Разумеется, я мог бы послать его ко всем чертям, но это значило бы нажить нового врага, и к тому же очень серьезного, а сейчас я чувствовал, что Фернандес еще не составил определенного мнения на мой счет. Я несколько нарочито поклонился.
- Я почту за честь, если вы согласитесь зайти ко мне в номер, сеньор комиссар.
Фернандес в тон мне отвешивает поклон.
- О, напротив, сеньор Моралес, это я почту за честь сопровождать вас.
В номере он с той же изысканной вежливостью спрашивает разрешения закурить сигару и, опустившись в кресло, вкрадчиво говорит:
- Я позволил себе побеспокоить вас здесь, сеньор Моралес, только потому, что мне стало известно о происшествии в Триане...
- Да, я и в самом деле едва не попал в серьезную аварию.
- Вам ужасно не везет... Вчера на вас напали, а сегодня чуть не сбила машина... Две попытки убийства за столь короткий срок - это уж слишком. Вы не находите?
Я немного принужденно смеюсь.
- Ну, в Триане произошел обыкновенный несчастный случай...
- Однако полицейскому, который помешал вам добить неловкого водителя, вы дали совсем другое объяснение. Так ведь?

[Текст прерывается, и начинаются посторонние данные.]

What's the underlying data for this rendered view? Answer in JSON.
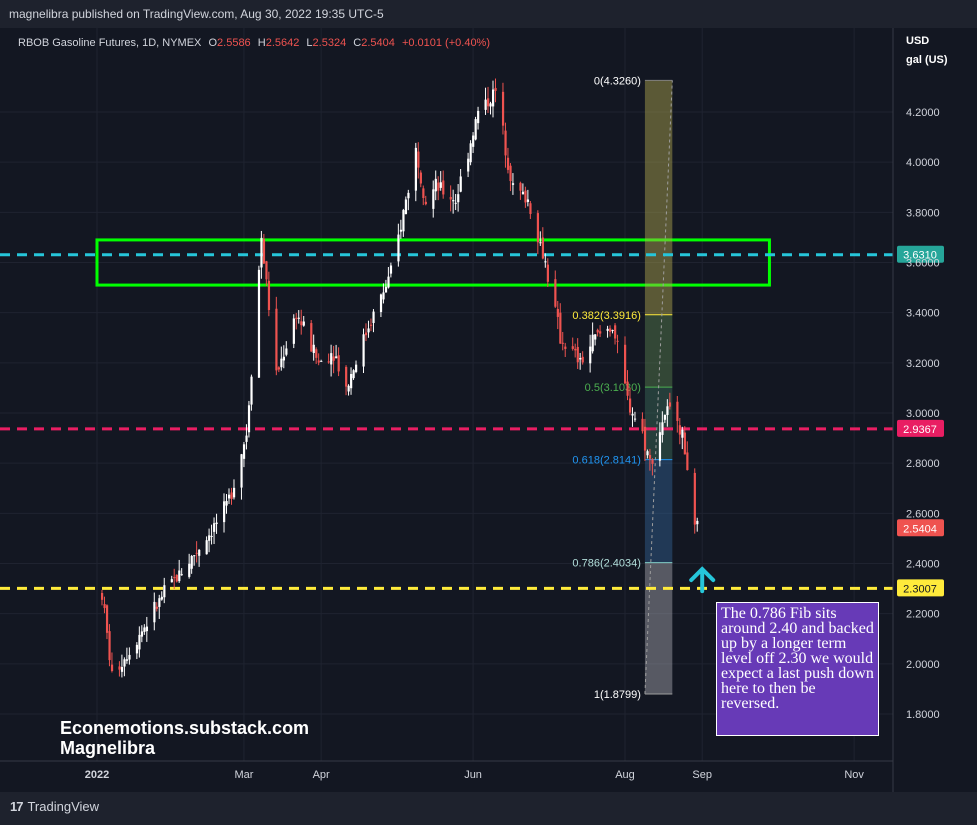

- Не стоит преувеличивать, господин комиссар! Я готов признать, что вел себя слишком грубо, хотя и сам не понимаю почему...
- О, об этом нетрудно догадаться, сеньор!.. Просто вы отлично поняли, что вас в очередной раз хотели прикончить.
Фернандес помолчал, но я благоразумно воздержался от возражений.
- Так кто же так упорно стремится лишить вас жизни, сеньор Моралес? продолжал полицейский. - И... почему?
Этот Фернандес становится все обременительнее. И как убедить его оставить меня в покое?
- Не сердитесь на меня, сеньор комиссар, но, по-моему, вы несколько сгущаете краски. В Ла Пальма мне хотел обчистить карманы самый обыкновенный вор, а только что - я просто чуть не попал под машину человека, который за рулем потерял сознание. Обычная невезуха... Неприятно, конечно, но это еще не трагедия.
- Кстати, о невезухе... вас ведь вполне могли бы обвинить в убийстве.
- Меня?
- Кажется, вы колотили этого... больного с невиданной жестокостью. А ведь водителю стало плохо... вероятно, у него слабое сердце... Удивительно, как это вы не убили его с первого удара! Вы не согласны со мной?
- Боже мой! Если вдуматься...
- В таком случае, сеньор, вам придется признать, что никакого приступа у водителя не было и он просто-напросто хотел вас убить.